If CV < uniform_cv_threshold, RocksDB sets an is_uniform bit in the block footer. At read time, kAuto resolves to kInterpolation only when that bit is set and the comparator is bytewise; otherwise it uses kBinary.
Write overhead
Computing the is_uniform bit is a cheap operation as it is only computed for the index blocks in a SST file. CPU profiling of db_bench -benchmarks=fillseq,compact -compression_type=none -disable_wal=1 attributes only ~0.08% of write-path CPU to ScanForUniformity.

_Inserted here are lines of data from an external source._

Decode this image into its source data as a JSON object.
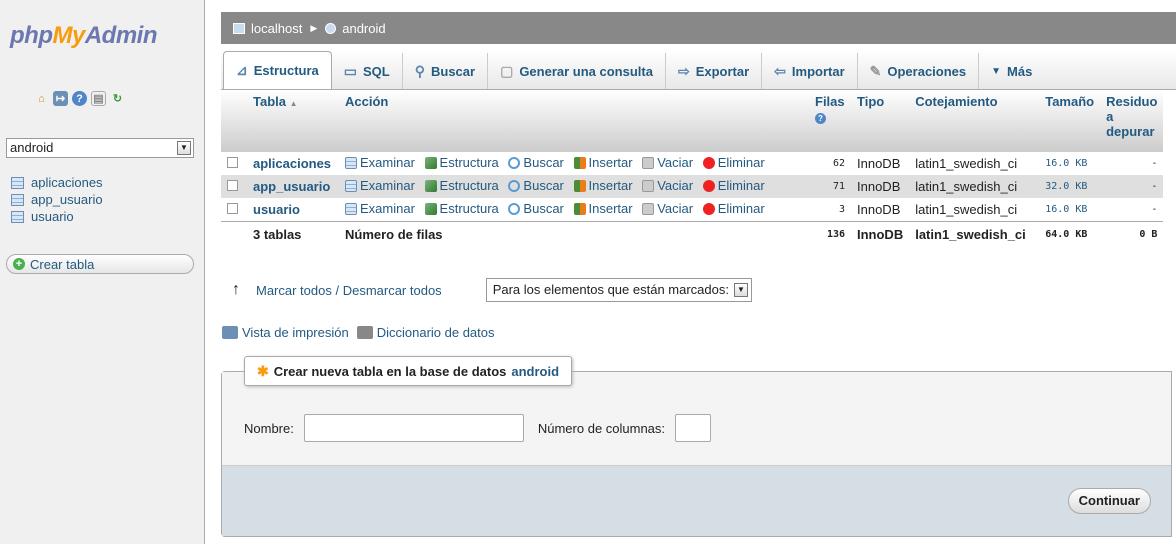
{
  "nav": {
    "logo_part1": "php",
    "logo_part2": "My",
    "logo_part3": "Admin",
    "database_select": "android",
    "tables": [
      "aplicaciones",
      "app_usuario",
      "usuario"
    ],
    "create_table": "Crear tabla"
  },
  "breadcrumb": {
    "server": "localhost",
    "database": "android"
  },
  "tabs": [
    {
      "label": "Estructura",
      "icon": "structure-icon"
    },
    {
      "label": "SQL",
      "icon": "sql-icon"
    },
    {
      "label": "Buscar",
      "icon": "search-icon"
    },
    {
      "label": "Generar una consulta",
      "icon": "query-icon"
    },
    {
      "label": "Exportar",
      "icon": "export-icon"
    },
    {
      "label": "Importar",
      "icon": "import-icon"
    },
    {
      "label": "Operaciones",
      "icon": "wrench-icon"
    },
    {
      "label": "Más",
      "icon": "chevron-down-icon"
    }
  ],
  "table": {
    "headers": {
      "tabla": "Tabla",
      "accion": "Acción",
      "filas": "Filas",
      "tipo": "Tipo",
      "cotejamiento": "Cotejamiento",
      "tamano": "Tamaño",
      "residuo": "Residuo a depurar"
    },
    "actions": [
      "Examinar",
      "Estructura",
      "Buscar",
      "Insertar",
      "Vaciar",
      "Eliminar"
    ],
    "rows": [
      {
        "name": "aplicaciones",
        "rows": "62",
        "type": "InnoDB",
        "collation": "latin1_swedish_ci",
        "size": "16.0 KB",
        "overhead": "-"
      },
      {
        "name": "app_usuario",
        "rows": "71",
        "type": "InnoDB",
        "collation": "latin1_swedish_ci",
        "size": "32.0 KB",
        "overhead": "-"
      },
      {
        "name": "usuario",
        "rows": "3",
        "type": "InnoDB",
        "collation": "latin1_swedish_ci",
        "size": "16.0 KB",
        "overhead": "-"
      }
    ],
    "footer": {
      "count": "3 tablas",
      "label": "Número de filas",
      "rows": "136",
      "type": "InnoDB",
      "collation": "latin1_swedish_ci",
      "size": "64.0 KB",
      "overhead": "0 B"
    }
  },
  "check_all": "Marcar todos / Desmarcar todos",
  "with_selected": "Para los elementos que están marcados:",
  "print_view": "Vista de impresión",
  "data_dictionary": "Diccionario de datos",
  "create": {
    "legend": "Crear nueva tabla en la base de datos",
    "db": "android",
    "name_label": "Nombre:",
    "columns_label": "Número de columnas:",
    "submit": "Continuar"
  }
}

After a few more releases, we plan to enable kAuto and uniform_cv_threshold by default.
Benchmarks
Setup — populate a DB and force a single-level shape so all reads hit the same index structure, then measure point-read throughput:
1
2
3
4
5
6
7
8
9
10
# Build a release binary
make clean && DEBUG_LEVEL=0 make db_bench
# Load + compact, varying the index_shortening_mode
./db_bench -benchmarks=fillrandom,compact \
-index_shortening_mode=1
# Then point-read against the populated DB
./db_bench -use_existing_db=true -benchmarks=readrandom \
-index_block_search_type=binary_search # or interpolation_search / auto_search
index_shortening_mode=1 (kShortenSeparators) keeps the file’s last index key intact, which preserves a roughly uniform numeric distribution for the benchmark.
Results, averaged over multiple runs:
| Mode | ops/s | vs binary_search |
|---|---|---|
binary_search |
335,749 | baseline |
interpolation_search |
366,598 | +9.2% |
auto_search |
366,832 | +9.2% |
Compatibility
The is_uniform bit reuses a previously-reserved bit in the data block footer. SSTs written by older RocksDB never set it and decode as is_uniform = false, so they read with binary search under kAuto. However, after the bit is set, if read by an older RocksDB version < 11.0.0, it will read it as a corruption error.
Future work
Some future opportunities can involve extending interpolation search to data blocks, as well as supporting other comparators such as ReverseBytewiseComparator.